Streik in der Kita: Aufsichtspflicht geht vor Job

Stuttgart (dpa/tmn) – Eltern dürfen notfalls an ihrem Arbeitsplatz fehlen, wenn sie von einem Streik in der Kindertagesstätte betroffen sind. Das bestätigt der Arbeitsrechtler Jobst-Hubertus Bauer aus Stuttgart.

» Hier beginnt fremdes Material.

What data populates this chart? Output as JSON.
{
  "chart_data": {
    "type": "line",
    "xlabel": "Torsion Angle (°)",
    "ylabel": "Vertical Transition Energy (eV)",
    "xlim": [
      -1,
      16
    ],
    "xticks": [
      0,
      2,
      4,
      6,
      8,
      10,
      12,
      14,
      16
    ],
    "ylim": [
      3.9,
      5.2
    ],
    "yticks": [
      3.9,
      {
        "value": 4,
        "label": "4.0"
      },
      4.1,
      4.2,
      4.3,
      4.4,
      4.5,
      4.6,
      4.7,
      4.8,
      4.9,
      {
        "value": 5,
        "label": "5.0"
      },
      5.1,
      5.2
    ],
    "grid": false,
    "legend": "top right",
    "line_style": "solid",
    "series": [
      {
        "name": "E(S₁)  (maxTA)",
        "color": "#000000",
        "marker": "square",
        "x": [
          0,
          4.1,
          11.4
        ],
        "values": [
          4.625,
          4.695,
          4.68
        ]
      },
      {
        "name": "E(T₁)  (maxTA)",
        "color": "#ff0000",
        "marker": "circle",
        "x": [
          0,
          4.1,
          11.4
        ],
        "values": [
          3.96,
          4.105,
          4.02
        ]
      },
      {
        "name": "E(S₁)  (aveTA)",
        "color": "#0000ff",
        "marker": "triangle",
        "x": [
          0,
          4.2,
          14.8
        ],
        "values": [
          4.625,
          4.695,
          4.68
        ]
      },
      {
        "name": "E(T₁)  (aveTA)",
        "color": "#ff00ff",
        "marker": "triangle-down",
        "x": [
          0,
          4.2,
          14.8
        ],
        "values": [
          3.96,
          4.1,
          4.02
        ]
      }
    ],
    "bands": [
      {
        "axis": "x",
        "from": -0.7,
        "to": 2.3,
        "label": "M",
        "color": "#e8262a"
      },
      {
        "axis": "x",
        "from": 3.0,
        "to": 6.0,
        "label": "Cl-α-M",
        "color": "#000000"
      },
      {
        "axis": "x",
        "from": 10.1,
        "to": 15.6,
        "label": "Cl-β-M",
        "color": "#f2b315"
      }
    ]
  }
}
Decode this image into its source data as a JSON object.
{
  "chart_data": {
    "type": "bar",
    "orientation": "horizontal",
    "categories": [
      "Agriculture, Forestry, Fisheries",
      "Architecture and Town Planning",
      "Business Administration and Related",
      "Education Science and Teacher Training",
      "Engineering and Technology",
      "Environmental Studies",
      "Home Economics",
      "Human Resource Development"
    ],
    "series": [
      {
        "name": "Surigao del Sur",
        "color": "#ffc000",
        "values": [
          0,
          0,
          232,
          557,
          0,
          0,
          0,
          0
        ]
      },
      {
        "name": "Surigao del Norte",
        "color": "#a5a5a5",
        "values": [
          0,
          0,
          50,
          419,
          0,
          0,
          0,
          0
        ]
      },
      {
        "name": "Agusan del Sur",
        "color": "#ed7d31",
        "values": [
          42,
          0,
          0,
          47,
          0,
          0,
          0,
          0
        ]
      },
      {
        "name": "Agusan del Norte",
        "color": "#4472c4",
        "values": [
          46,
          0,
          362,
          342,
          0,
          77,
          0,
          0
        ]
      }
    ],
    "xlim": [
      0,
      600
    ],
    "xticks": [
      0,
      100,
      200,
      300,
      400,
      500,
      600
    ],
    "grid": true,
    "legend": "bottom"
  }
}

«Wenn Eltern nichts anderes übrig bleibt, als ihr Kind selber zu Hause zu betreuen, gilt das als Verhinderung ohne eigenes Verschulden – denn für einen Streik können sie ja nichts», so Bauer. In solchen Fällen müssten Eltern auch keine Gehaltsabzüge fürchten. Nach dem Paragrafen 616 im Bürgerlichen Gesetzbuch hätten Betroffene Anspruch auf eine Lohnfortzahlung über zwei bis drei Tage.

«Der Chef wird sich zwar nicht gerade freuen, wenn sich Eltern erst kurzfristig abmelden – ein Grund für eine Kündigung ist das aber auf keinen Fall», sagte Bauer, der Vorsitzender in der Arbeitsgemeinschaft Arbeitsrecht im Deutschen Anwaltverein (DAV) ist. «Das ist so, wie wenn ein Kind schwer erkrankt ist. Da müssen Eltern auch ihrer Aufsichtspflicht nachkommen.»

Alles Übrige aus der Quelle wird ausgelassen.